Interview: Seth Gaffar

“I think the big change I have noticed since moving to shooting film is striving to make more authentic images…”

Seth’s work is incredibly interesting. I don’t think I’ve ever seen someone who has such tasteful first of the roll shots or light leaks. Much of his work is based on coastal living and captures a life that inspires. I love his work and look forward to hearing what he has to say about film photography. His instagram account can be found here.

JM – Why do you shoot film?

SG – I shoot film for the love of the process and the challenge. I know a lot of people talk about quality or the archival aspect but I just love the whole process of shooting film so much more than digital. I feel that with film you really focus on every shot; there is no looking at the back of a screen to take you out of the moment…

JM – What is your favorite film?  Camera?

SG – I think my original love and the reason I really got into film photography, the Nikonos V, would have to be my favorite camera. 

SG – Although I am a big time Kodak Portra fan and user, that is just so boring. Haha. I actually really love Fuji Superia but unfortunately it is getting harder to find these days. This shot was taken with my Nikonos V on Fuji Superia 400.

JM – What proportion of your shots turn out as you hoped (or better)?

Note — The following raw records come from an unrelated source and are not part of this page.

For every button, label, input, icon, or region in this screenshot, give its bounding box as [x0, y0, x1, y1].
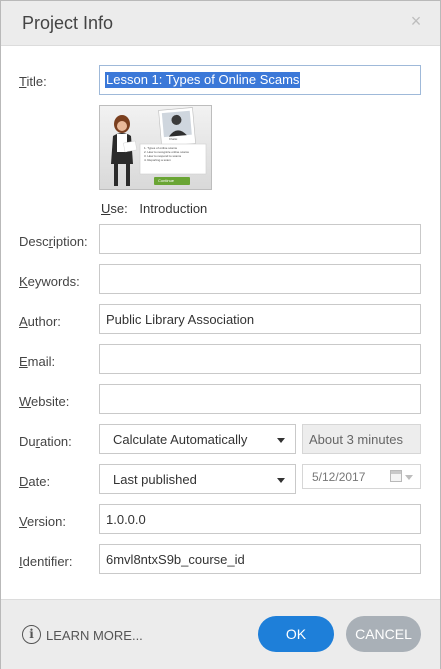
version-input[interactable] [100, 505, 420, 533]
dialog-footer: i LEARN MORE... OK CANCEL [1, 599, 440, 669]
keywords-label: Keywords: [19, 274, 80, 289]
chevron-down-icon [277, 478, 285, 483]
use-row: Use: Introduction [101, 201, 207, 216]
calendar-icon [390, 470, 402, 482]
thumbnail-name-tag: Khalie [169, 137, 178, 141]
version-field[interactable] [99, 504, 421, 534]
website-field[interactable] [99, 384, 421, 414]
email-label: Email: [19, 354, 56, 369]
author-input[interactable] [100, 305, 420, 333]
date-value: 5/12/2017 [312, 470, 366, 484]
date-select[interactable]: Last published [99, 464, 296, 494]
identifier-input[interactable] [100, 545, 420, 573]
project-info-dialog: Project Info × Title: Lesson 1: Types of… [0, 0, 441, 669]
email-field[interactable] [99, 344, 421, 374]
identifier-field[interactable] [99, 544, 421, 574]
title-value[interactable]: Lesson 1: Types of Online Scams [105, 72, 301, 88]
use-label: Use: [101, 201, 128, 216]
title-field[interactable]: Lesson 1: Types of Online Scams [99, 65, 421, 95]
description-input[interactable] [100, 225, 420, 253]
dialog-titlebar: Project Info × [1, 1, 440, 46]
duration-computed-value: About 3 minutes [309, 432, 403, 447]
chevron-down-icon [405, 475, 413, 480]
cancel-button[interactable]: CANCEL [346, 616, 421, 652]
keywords-field[interactable] [99, 264, 421, 294]
dialog-title: Project Info [22, 13, 114, 33]
date-selected: Last published [113, 472, 197, 487]
close-icon[interactable]: × [408, 12, 424, 30]
chevron-down-icon [277, 438, 285, 443]
thumbnail-continue-label: Continue [158, 178, 175, 183]
description-field[interactable] [99, 224, 421, 254]
website-label: Website: [19, 394, 70, 409]
ok-button[interactable]: OK [258, 616, 334, 652]
use-value: Introduction [139, 201, 208, 216]
duration-computed: About 3 minutes [302, 424, 421, 454]
website-input[interactable] [100, 385, 420, 413]
date-picker: 5/12/2017 [302, 464, 421, 489]
identifier-label: Identifier: [19, 554, 73, 569]
duration-select[interactable]: Calculate Automatically [99, 424, 296, 454]
duration-label: Duration: [19, 434, 72, 449]
duration-selected: Calculate Automatically [113, 432, 248, 447]
version-label: Version: [19, 514, 66, 529]
learn-more-label: LEARN MORE... [46, 628, 143, 643]
author-field[interactable] [99, 304, 421, 334]
keywords-input[interactable] [100, 265, 420, 293]
project-thumbnail[interactable]: Khalie 1. Types of online scams 2. How t… [99, 105, 212, 190]
thumbnail-bullet-list: 1. Types of online scams 2. How to recog… [144, 146, 204, 162]
author-label: Author: [19, 314, 61, 329]
title-label: Title: [19, 74, 47, 89]
info-icon: i [22, 625, 41, 644]
email-input[interactable] [100, 345, 420, 373]
date-label: Date: [19, 474, 51, 489]
description-label: Description: [19, 234, 88, 249]
thumbnail-bullet: 4. Reporting a scam [144, 158, 171, 162]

SG – Hmm… That is a tough question. I would say it depends on what I am doing and what camera I am using. It took me a while to figure out the Nikonos. There were a few rolls I shot in the water that were total duds with maybe only a couple okay shots. It is a funky camera with zone focusing and shooting surfing with a 35mm camera in the water, you really have to get closer than you think and wait for just the right moment to click the shutter. I would say now most shots I get I am pretty happy with because I am more patient. I usually swim out with just a 24 frame roll and it might take me two hours or more to finish it.

SG – But lately for instance I have been playing around with double exposures on my mamiya RZ67 and that can be very hit or miss for me.

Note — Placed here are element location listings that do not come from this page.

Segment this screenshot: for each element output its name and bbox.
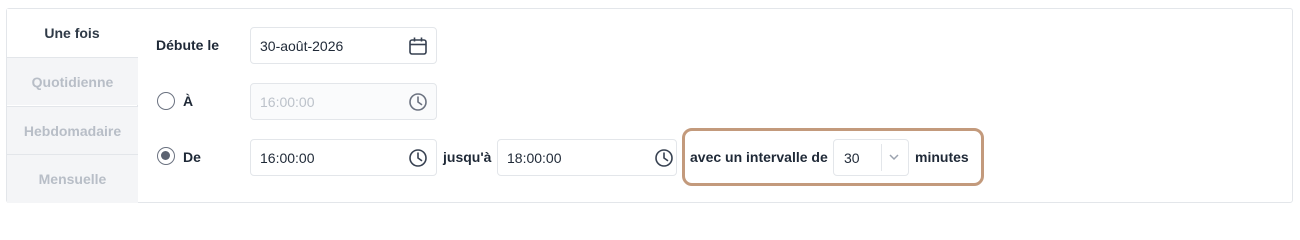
at-time-value: 16:00:00 (260, 93, 315, 110)
start-date-value: 30-août-2026 (260, 37, 344, 54)
until-label: jusqu'à (443, 149, 492, 165)
to-time-value: 18:00:00 (507, 149, 562, 166)
minutes-label: minutes (915, 149, 969, 165)
range-label: De (183, 149, 201, 165)
chevron-down-icon[interactable] (887, 150, 901, 164)
start-date-input[interactable]: 30-août-2026 (250, 27, 437, 64)
frequency-tabs: Une fois Quotidienne Hebdomadaire Mensue… (7, 9, 138, 203)
clock-icon[interactable] (408, 148, 428, 168)
from-time-value: 16:00:00 (260, 149, 315, 166)
at-radio[interactable] (157, 92, 175, 110)
calendar-icon[interactable] (408, 36, 428, 56)
interval-label: avec un intervalle de (690, 149, 828, 165)
clock-icon[interactable] (654, 148, 674, 168)
from-time-input[interactable]: 16:00:00 (250, 139, 437, 176)
range-radio[interactable] (157, 147, 175, 165)
start-date-label: Débute le (156, 37, 220, 53)
tab-une-fois[interactable]: Une fois (7, 9, 138, 57)
at-time-input[interactable]: 16:00:00 (250, 83, 437, 120)
tab-quotidienne[interactable]: Quotidienne (7, 57, 138, 105)
tab-mensuelle[interactable]: Mensuelle (7, 154, 138, 203)
to-time-input[interactable]: 18:00:00 (497, 139, 677, 176)
select-divider (881, 144, 882, 171)
interval-value: 30 (844, 150, 860, 166)
at-label: À (183, 93, 194, 109)
interval-select[interactable]: 30 (833, 139, 909, 176)
tab-hebdomadaire[interactable]: Hebdomadaire (7, 106, 138, 154)
clock-icon (409, 93, 427, 111)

JM – Would you say that your style has changed since you’ve started shooting film? What was the catalyst for this change?

SG – I think my style has always been and will always be an evolving thing. I think the big change I have noticed since moving to shooting film is striving to make more authentic images and getting away from the super saturated epic sunsets. I have learned to really enjoy the process of being out shooting and I am much more patient now. Instead of going crazy shooting image after image, I wait until I see something I want to capture. In a way I think it trains your eye more than digital photography can.

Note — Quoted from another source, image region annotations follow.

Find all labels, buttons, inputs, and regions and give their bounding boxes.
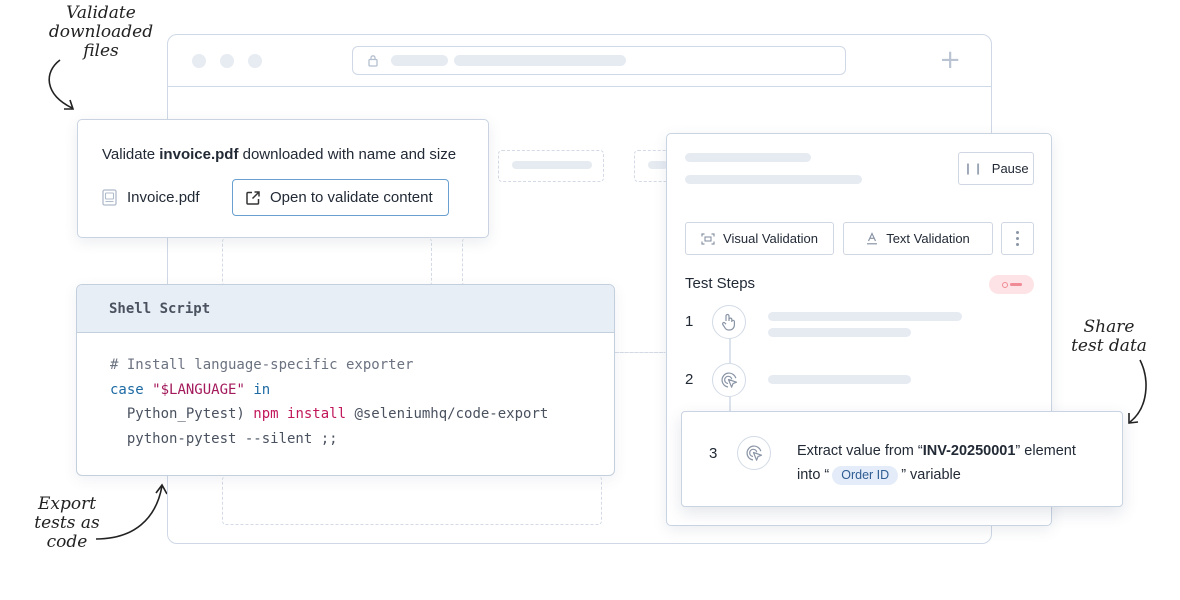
annotation-line: downloaded bbox=[48, 22, 154, 42]
code-text: python-pytest --silent ;; bbox=[110, 430, 338, 447]
code-text: @seleniumhq/code-export bbox=[346, 406, 549, 422]
step-item[interactable] bbox=[712, 363, 746, 397]
more-dot bbox=[1016, 243, 1019, 246]
variable-chip[interactable]: Order ID bbox=[832, 466, 899, 485]
pdf-file-icon bbox=[102, 189, 117, 206]
element-value: INV-20250001 bbox=[922, 443, 1016, 459]
code-keyword: case bbox=[110, 381, 144, 398]
url-placeholder bbox=[391, 55, 448, 66]
window-dot-maximize[interactable] bbox=[248, 54, 262, 68]
record-toggle[interactable] bbox=[989, 275, 1034, 294]
record-icon bbox=[1001, 281, 1008, 288]
annotation-share-test-data: Share test data bbox=[1064, 318, 1154, 356]
title-suffix: downloaded with name and size bbox=[238, 146, 457, 163]
arrow-validate bbox=[48, 59, 75, 110]
invoice-validation-card: Validate invoice.pdf downloaded with nam… bbox=[77, 119, 489, 238]
pause-label: Pause bbox=[991, 161, 1029, 176]
placeholder-bar bbox=[768, 312, 962, 321]
url-placeholder bbox=[454, 55, 626, 66]
arrow-export bbox=[95, 483, 168, 540]
pause-button[interactable]: ❙❙ Pause bbox=[958, 152, 1034, 185]
new-tab-icon[interactable]: + bbox=[939, 46, 961, 74]
tap-icon bbox=[722, 313, 735, 331]
placeholder-column bbox=[462, 238, 492, 286]
annotation-validate-downloaded-files: Validate downloaded files bbox=[46, 4, 156, 61]
placeholder-bar bbox=[512, 161, 592, 169]
text-validation-button[interactable]: Text Validation bbox=[843, 222, 993, 255]
shell-script-header: Shell Script bbox=[77, 285, 614, 333]
step-connector bbox=[729, 338, 731, 364]
placeholder-bar bbox=[768, 328, 911, 337]
annotation-line: Share bbox=[1083, 317, 1135, 337]
step-3-description: Extract value from “INV-20250001” elemen… bbox=[797, 439, 1112, 487]
annotation-line: Validate bbox=[66, 3, 136, 23]
text-validation-icon bbox=[867, 232, 878, 245]
step-text: into “ bbox=[797, 467, 830, 483]
placeholder-region bbox=[222, 476, 602, 525]
title-filename: invoice.pdf bbox=[159, 146, 239, 163]
external-link-icon bbox=[246, 190, 260, 205]
extract-icon bbox=[746, 445, 763, 461]
more-dot bbox=[1016, 231, 1019, 234]
code-string: "$LANGUAGE" bbox=[152, 381, 245, 398]
visual-validation-icon bbox=[701, 232, 715, 245]
step-text: Extract value from “ bbox=[797, 443, 923, 459]
code-comment: # Install language-specific exporter bbox=[110, 357, 414, 373]
window-dot-close[interactable] bbox=[192, 54, 206, 68]
lock-icon bbox=[368, 55, 378, 67]
window-dot-minimize[interactable] bbox=[220, 54, 234, 68]
visual-validation-button[interactable]: Visual Validation bbox=[685, 222, 834, 255]
step-text: ” element bbox=[1015, 443, 1076, 459]
step-number: 3 bbox=[709, 445, 718, 462]
more-dot bbox=[1016, 237, 1019, 240]
step-number: 2 bbox=[685, 371, 694, 388]
placeholder-bar bbox=[685, 153, 811, 162]
placeholder-bar bbox=[648, 161, 668, 169]
annotation-line: test data bbox=[1071, 336, 1147, 356]
placeholder-bar bbox=[685, 175, 862, 184]
more-options-button[interactable] bbox=[1001, 222, 1034, 255]
downloaded-file: Invoice.pdf bbox=[102, 189, 200, 206]
step-text: ” variable bbox=[901, 467, 961, 483]
toggle-track bbox=[1009, 283, 1022, 286]
text-validation-label: Text Validation bbox=[886, 231, 970, 246]
open-to-validate-button[interactable]: Open to validate content bbox=[232, 179, 449, 216]
test-steps-title: Test Steps bbox=[685, 275, 756, 292]
placeholder-column bbox=[222, 238, 432, 286]
step-number: 1 bbox=[685, 313, 694, 330]
code-text: Python_Pytest) bbox=[110, 406, 254, 422]
open-button-label: Open to validate content bbox=[270, 189, 433, 206]
code-block: # Install language-specific exporter cas… bbox=[110, 353, 548, 451]
title-prefix: Validate bbox=[102, 146, 160, 163]
shell-script-card: Shell Script # Install language-specific… bbox=[76, 284, 615, 476]
address-bar[interactable] bbox=[352, 46, 846, 75]
visual-validation-label: Visual Validation bbox=[723, 231, 818, 246]
placeholder-bar bbox=[768, 375, 911, 384]
code-command: npm install bbox=[253, 406, 347, 422]
placeholder-line bbox=[614, 352, 666, 353]
code-keyword: in bbox=[253, 381, 271, 398]
pause-icon: ❙❙ bbox=[963, 163, 984, 175]
invoice-validation-title: Validate invoice.pdf downloaded with nam… bbox=[102, 146, 456, 163]
browser-toolbar: + bbox=[168, 35, 991, 87]
extract-icon bbox=[721, 372, 738, 388]
step-item[interactable] bbox=[712, 305, 746, 339]
arrow-share bbox=[1128, 359, 1147, 424]
file-name: Invoice.pdf bbox=[127, 189, 200, 206]
step-3-card[interactable]: 3 Extract value from “INV-20250001” elem… bbox=[681, 411, 1123, 507]
step-icon bbox=[737, 436, 771, 470]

“I think film has made me really appreciate the happy accidents and the images I get that were not as planned out.”

JM – What is a personal goal you have for your photography?

SG – A personal goal I have for my photography is to capture more authentic everyday moments and to try to capture more of my life through photos. I have been really into shooting landscapes and surfing, but I want to try to have a camera on me more often for everyday moments. I think film has made me really appreciate the happy accidents and the images I get that were not as planned out.

JM – What do you look for in a photograph?  Is what you find compelling in a photograph different when it’s one of your photographs compared with one from someone else?

SG – I think whether it is my own photograph or someone else’s makes a difference. The images I am drawn to have a composition that just pulls you in. I usually find that my favorite photos I have taken have a very clean and minimal composition. 

JM – What is your favorite shot you’ve ever taken?  What’s the story behind it?

SG – I am not sure if I can decide on one favorite shot, but I really love this shot I took of my friend Scott. The surf was really going off and we went out to this little secret spot. I had never seen surf like this in Maine. It was an epic day. After the session I left the roll in my Nikonos and forgot it was loaded. I opened the back before re-rolling it, and I was so worried I had ruined the whole roll! Luckily I closed it quick and just about all the shots were salvaged, and a bunch had some really cool light leaks. This one was my favorites. 

JM – If someone told you they were thinking of getting into film, what would your response/advice be?

SG – Do it! Haha, seriously though it has been so much fun for me. I fell like it really brought a whole new excitement to photography for me moving to shooting mostly film from all digital. It gives you a whole new layer of things to learn, and I just think it is a super fun medium to shoot with. 

SG – I also think it is really cool that for pretty cheap you can get gear that was, and still is top of the line in many respects. There are so many different types of cameras too. Since you can usually sell cameras for what you buy them for, (a benefit unobserved in digital photography) you can experiment with all sorts of gear. You can really find the perfect camera that matches your shooting style.